How To Write Long Sentences
For beginning writers, we’ve always recommended sticking to shorter sentences. Anything that puts more than two clauses together can prove easy fodder for confusing readers, apart from dragging on needlessly.
Of course, that doesn’t mean that long sentences should be avoided at all costs. If you know what you’re doing, long sentences can actually work to properly communicate ideas, all while managing to read very well.
Anchor To A Subject And Verb, Branch To The Right
The easiest way to make sure a long sentence works is to begin with the subject and verb appearing early on. Done this way, you can usually branch your sentence as far you need to express the extent of your ideas.

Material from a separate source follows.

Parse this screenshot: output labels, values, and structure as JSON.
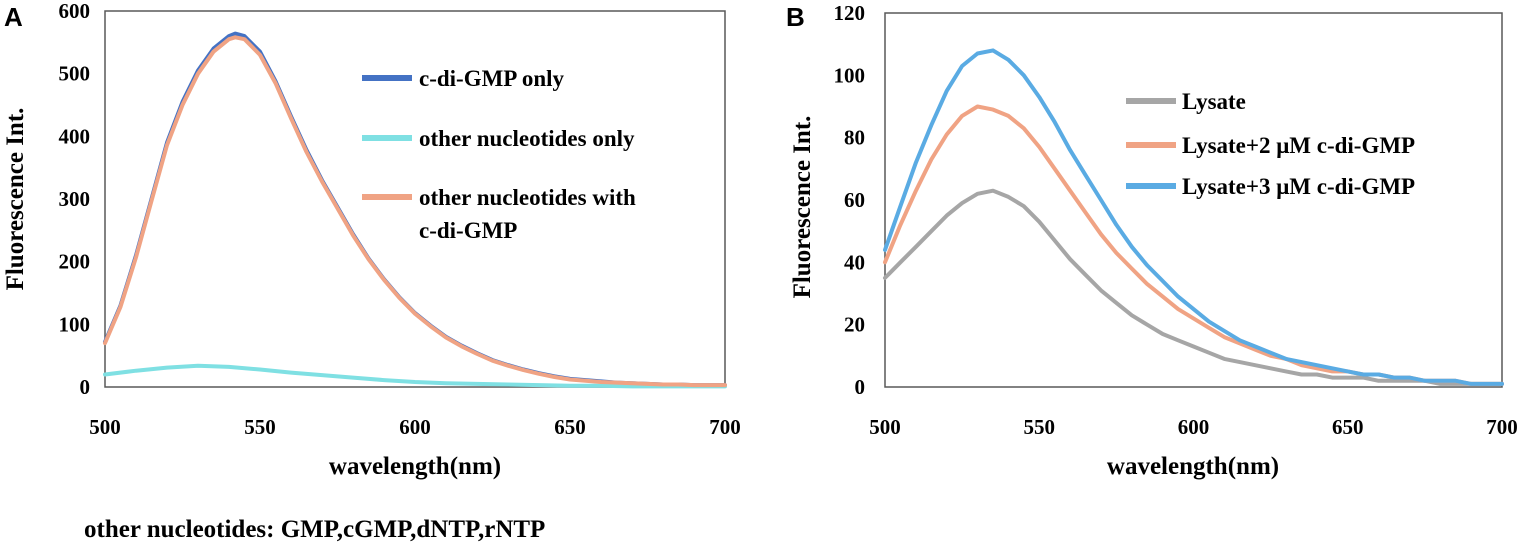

Take a look at this example:
“I ate chicken, pasta, burgers, hotdogs and a couple of baked potatoes in one sitting, all while driving around the city, trying to find my dog, Chelsea, a big and ugly Dachsund that my sister lost during transit when she exited the I5 yesterday.”
That’s a single sentence that puts a lot of things forward, yet manages to make sense (and pass your grammar checker). How? Because the main subject and verb (in this case, “I ate”) appears early on, acting as anchors that hold the sentence down, keeping it from going wayward.
You will, of course, have to know when to stop a long sentence. It just doesn’t make sense to keep dragging it for the sake of stringing words together. Remember that you’re trying to vary your sentence structures, not trying to cram a multitude of ideas before typing a period.